When Carmichael came in he nodded to me familiarly, just as he used to at Dround's when he had been away on a trip to New York or some place, and called out gruffly:—

"Say! I told them you were a bad one to go up against. Say, Harrington, do you remember how you scalped poor old McGee back in the days when you were doing odd jobs at Dround's? Well, I came over here to see what you want for your old sausage shop, anyway."

With that gibe at my start in the packing business he settled back in his chair and pulled out a cigar.

"I don't know that we are anxious to sell, John," I replied.

"What? That talk don't go. I know you want to get out mighty bad. What's your figure?"

"You fellows have given us a lot of trouble, first and last," I mused tranquilly. "There was that injunction business over the London and Chicago Company, and the squeeze by the banks. You have tried every dirty little game you knew."

Carmichael grinned and smoked.

"I suppose you want our outfit to turn out some more rotten canned stuff for the Government. What you sold them isn't fit for a Chinaman to eat, John." Thereupon I reached into a drawer of my desk and brought out a tin of army beef marked with the well-known brand of the great Strauss. I proceeded to open it, and as soon as the cover was removed a foul odor offended our nostrils. "Here's a choice specimen one of our boys got for me."

Carmichael smoked on placidly.

"That is something we have never done, though we couldn't make anything on our contract at the figures you people set. And little of the business we got, anyway! Strauss ought to be put where he'd have to feed off his own rations."

So we sat and scored one another comfortably for a time, and then came to business. The terms that Slocum and I had figured out were that Strauss and his crowd should pay us in round numbers two hundred dollars per share preferred and common alike, allowing every shareholder the same terms. Carmichael leaped to his feet when he heard the figures.

"You're crazy mad, Van," he swore volubly. Then he stated his plan, which was, in brief, that we should make an alliance with the great Strauss and sell him at "reasonable figures" an interest in our company.

"And let you and Strauss freeze out my friends? Not for one minute! Go back and tell your boss to find that stock he's short of."

Carmichael threw us an amused glance.

"Do you think that's worrying us? If you want a fight, I guess we can give you some trouble."

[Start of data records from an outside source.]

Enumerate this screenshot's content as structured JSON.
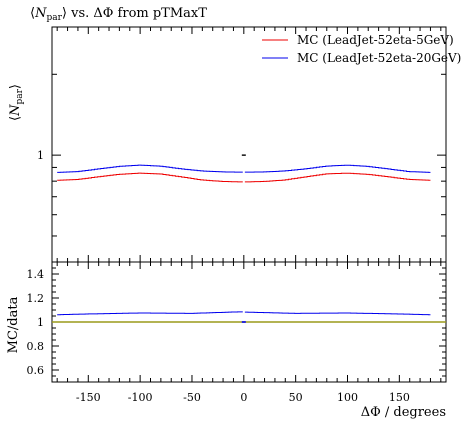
{
  "chart_data": {
    "type": "line",
    "title": "⟨N_par⟩ vs. ΔΦ from pTMaxT",
    "title_parts": {
      "pre": "⟨",
      "var": "N",
      "sub": "par",
      "post": "⟩ vs. ΔΦ from pTMaxT"
    },
    "ylabel_parts": {
      "pre": "⟨",
      "var": "N",
      "sub": "par",
      "post": "⟩"
    },
    "xlabel": "ΔΦ / degrees",
    "ratio_ylabel": "MC/data",
    "xlim": [
      -185,
      195
    ],
    "x_ticks": [
      -150,
      -100,
      -50,
      0,
      50,
      100,
      150
    ],
    "x_tick_labels": [
      "-150",
      "-100",
      "-50",
      "0",
      "50",
      "100",
      "150"
    ],
    "y_scale": "log",
    "ylim": [
      0.4,
      3.0
    ],
    "y_ticks": [
      1
    ],
    "y_tick_labels": [
      "1"
    ],
    "ratio_ylim": [
      0.5,
      1.5
    ],
    "ratio_ticks": [
      0.6,
      0.8,
      1.0,
      1.2,
      1.4
    ],
    "ratio_tick_labels": [
      "0.6",
      "0.8",
      "1",
      "1.2",
      "1.4"
    ],
    "legend_position": "top-right",
    "grid": false,
    "series": [
      {
        "name": "MC (LeadJet-52eta-5GeV)",
        "color": "#ee0000",
        "x": [
          -182,
          -160,
          -140,
          -120,
          -100,
          -80,
          -60,
          -40,
          -20,
          -3,
          3,
          20,
          40,
          60,
          80,
          100,
          120,
          140,
          160,
          182
        ],
        "values": [
          0.805,
          0.812,
          0.83,
          0.848,
          0.857,
          0.851,
          0.83,
          0.808,
          0.798,
          0.795,
          0.795,
          0.798,
          0.808,
          0.83,
          0.851,
          0.857,
          0.848,
          0.83,
          0.812,
          0.805
        ]
      },
      {
        "name": "MC (LeadJet-52eta-20GeV)",
        "color": "#0000ee",
        "x": [
          -182,
          -160,
          -140,
          -120,
          -100,
          -80,
          -60,
          -40,
          -20,
          -3,
          3,
          20,
          40,
          60,
          80,
          100,
          120,
          140,
          160,
          182
        ],
        "values": [
          0.862,
          0.868,
          0.888,
          0.908,
          0.918,
          0.91,
          0.889,
          0.873,
          0.866,
          0.864,
          0.864,
          0.866,
          0.873,
          0.889,
          0.91,
          0.918,
          0.908,
          0.888,
          0.868,
          0.862
        ]
      }
    ],
    "ratio_series": [
      {
        "name": "MC (LeadJet-52eta-20GeV)",
        "color": "#0000ee",
        "x": [
          -182,
          -150,
          -100,
          -50,
          -3,
          3,
          50,
          100,
          150,
          182
        ],
        "values": [
          1.06,
          1.067,
          1.075,
          1.072,
          1.085,
          1.082,
          1.072,
          1.075,
          1.067,
          1.06
        ]
      },
      {
        "name": "reference",
        "color": "#9a9a1a",
        "x": [
          -185,
          195
        ],
        "values": [
          1.0,
          1.0
        ]
      }
    ],
    "data_marker": {
      "x": 0,
      "main_value": 1.0,
      "ratio_value": 1.0
    }
  }
}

It seems that they had another club behind their backs, and that was a suit, which they were instigating the Attorney-general to bring against the Meat Products Company for infringing the Illinois anti-trust act. The impudence and boldness of this suggestion angered me.

"All right," I said. "You have our figure, John."

He left us that day, but he came the next morning with new proposals from his master. They were anxiousto have a peaceable settlement. I had known for some time that these men were preparing for an astonishing move, which was nothing less than a gigantic combination of all the large food-product industries of the country, and they could not leave us as a thorn in their side. They must annex us, cost what it might.

So now they talked of my ability, of what I had done in making a great business out of a lot of remnants, and they wanted to buy me as well as our company, offering me some strong inducements to join them. But I told Carmichael shortly:—

"I will never work with Strauss in this life. It's no use your talking, John. There isn't enough money coined to bring me to him. You must buy our stock outright—and be quick about it, too."

He could not understand my feeling, and it was not reasonable. But all these years of desperate fight there had grown up in my heart a hatred of my enemy beyond the usual cold passions of business. I hated him as a machine, as a man,—as a cruel, treacherous, selfish, unpatriotic maker of dollars.

So in the end they came to my terms, and the lawyers set to work on the papers. The Strauss interests were to take over the Meat Products stock at our figure, and also the Empress Line, our private-car enterprise, and two or three smaller matters that had grown up in connection with the packing business. When Slocum and I went on to New York to finish the transaction, Sarah and the girls accompanied us, on their way to Europe, where they were going for a pleasure trip.